A titre d’exemple, le Conseil d’Etat a censuré la mise à disposition gratuite de trois plateformes Internet par une société au candidat car la société était en réalité gérée par une colistière du candidat (Conseil d’Etat, 11 avril 2018, n° 415485). 

Il est important de souligner ici que la gratuité de l’hébergement du site Internet du candidat ne doit pas être consentie en contrepartie de l’insertion de bannières publicitaires (cf bandeaux publicitaires). 

—————————

Réseaux sociaux et achat de publicité :

Concernant l’achat de fonctionnalités relatives à la publicité sur Facebook, cela est bien évidemment interdit (Conseil d’Etat, 25 février 2015, n° 382904).

D’autre part, l’amélioration de la visibilité des publications sur Facebook (ou tout autre réseau social d’ailleurs), qui consiste pour le candidat à contribuer financièrement pour mettre en avant ses publications, est un procédé qui est également interdit.

Le Conseil d’Etat a pu considéré qu’il s’agissait ici d’une dépense irrégulière d’achat de prestations publicitaires (Conseil d’Etat, 17 juin 2017, n° 406419).

Quant à lui, le Conseil constitutionnel a pu considérer que l’utilisation de cette pratique justifiait la réformation (et non le rejet) du compte de campagne (Conseil constitutionnel, 25 mai 2018, n° 2018-5486). 

—————————

Contrôle de la CNCCFP sur les comptes de campagne

La décision de la CNCCFP concernant les comptes de campagne d’un candidat est susceptible de recours gracieux ou contentieux devant le Conseil d’Etat (juge électoral). 

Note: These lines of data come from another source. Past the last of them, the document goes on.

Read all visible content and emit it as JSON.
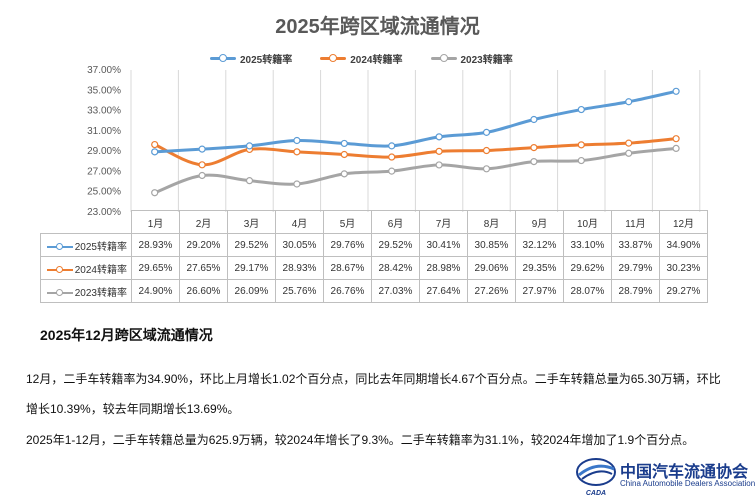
{
  "chart_data": {
    "type": "line",
    "title": "2025年跨区域流通情况",
    "categories": [
      "1月",
      "2月",
      "3月",
      "4月",
      "5月",
      "6月",
      "7月",
      "8月",
      "9月",
      "10月",
      "11月",
      "12月"
    ],
    "series": [
      {
        "name": "2025转籍率",
        "color": "#5b9bd5",
        "values": [
          28.93,
          29.2,
          29.52,
          30.05,
          29.76,
          29.52,
          30.41,
          30.85,
          32.12,
          33.1,
          33.87,
          34.9
        ],
        "labels": [
          "28.93%",
          "29.20%",
          "29.52%",
          "30.05%",
          "29.76%",
          "29.52%",
          "30.41%",
          "30.85%",
          "32.12%",
          "33.10%",
          "33.87%",
          "34.90%"
        ]
      },
      {
        "name": "2024转籍率",
        "color": "#ed7d31",
        "values": [
          29.65,
          27.65,
          29.17,
          28.93,
          28.67,
          28.42,
          28.98,
          29.06,
          29.35,
          29.62,
          29.79,
          30.23
        ],
        "labels": [
          "29.65%",
          "27.65%",
          "29.17%",
          "28.93%",
          "28.67%",
          "28.42%",
          "28.98%",
          "29.06%",
          "29.35%",
          "29.62%",
          "29.79%",
          "30.23%"
        ]
      },
      {
        "name": "2023转籍率",
        "color": "#a5a5a5",
        "values": [
          24.9,
          26.6,
          26.09,
          25.76,
          26.76,
          27.03,
          27.64,
          27.26,
          27.97,
          28.07,
          28.79,
          29.27
        ],
        "labels": [
          "24.90%",
          "26.60%",
          "26.09%",
          "25.76%",
          "26.76%",
          "27.03%",
          "27.64%",
          "27.26%",
          "27.97%",
          "28.07%",
          "28.79%",
          "29.27%"
        ]
      }
    ],
    "ylim": [
      23,
      37
    ],
    "yticks": [
      "23.00%",
      "25.00%",
      "27.00%",
      "29.00%",
      "31.00%",
      "33.00%",
      "35.00%",
      "37.00%"
    ],
    "legend_position": "top-center",
    "grid": "vertical"
  },
  "section": {
    "heading": "2025年12月跨区域流通情况",
    "para1": "12月，二手车转籍率为34.90%，环比上月增长1.02个百分点，同比去年同期增长4.67个百分点。二手车转籍总量为65.30万辆，环比增长10.39%，较去年同期增长13.69%。",
    "para2": "2025年1-12月，二手车转籍总量为625.9万辆，较2024年增长了9.3%。二手车转籍率为31.1%，较2024年增加了1.9个百分点。"
  },
  "logo": {
    "cn": "中国汽车流通协会",
    "en": "China Automobile Dealers Association",
    "mark_text": "CADA",
    "brand_color": "#1a3c8c"
  }
}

Le compte de campagne doit retracer l’ensemble des recettes perçues, ainsi que l’ensemble des dépenses engagées en vue de l’élection. 

Il doit être à l’équilibre ou excédentaire, mais il ne doit jamais être en déficit.

—————————

FOCUS SUR LA NOTION DE DÉPENSE ÉLECTORALE

Les dépenses réalisées par le candidat doivent, au même titre que les recettes, figurer au compte de campagne. Ces opérations sont retracées par le mandataire financier au sein du compte de campagne, qui sera ensuite transmis à la CNCCFP. 

Les dépenses électorales sont :

  • Les frais inhérents à la conception d’un site Internet ou d’un blog créé pour l’élection (acquisition d’un nom de domaine, hébergement du site) ; 
  • Les frais de fonctionnement du site Internet ou du blog ;
  • Les frais de maintenance du site Internet ou du blog ;
  • Les frais relatifs à l’utilisation du site Internet ou du blog ;
  • Les dépenses de « propagande » (affiches, circulaires, bulletins de vote), qui sont remboursées par les préfectures aux listes ayant réalisé plus de 5% des suffrages exprimés par tour dans les communes de plus de 1 000 habitants.

Au vu du principe d’égalité des chances entre les candidats, les dépenses électorales sont plafonnées. En effet, la loi fixe des plafonds de dépenses, qui se révèlent être proportionnels au nombre d’habitants de la circonscription électorale (article L 52-11 du Code électoral).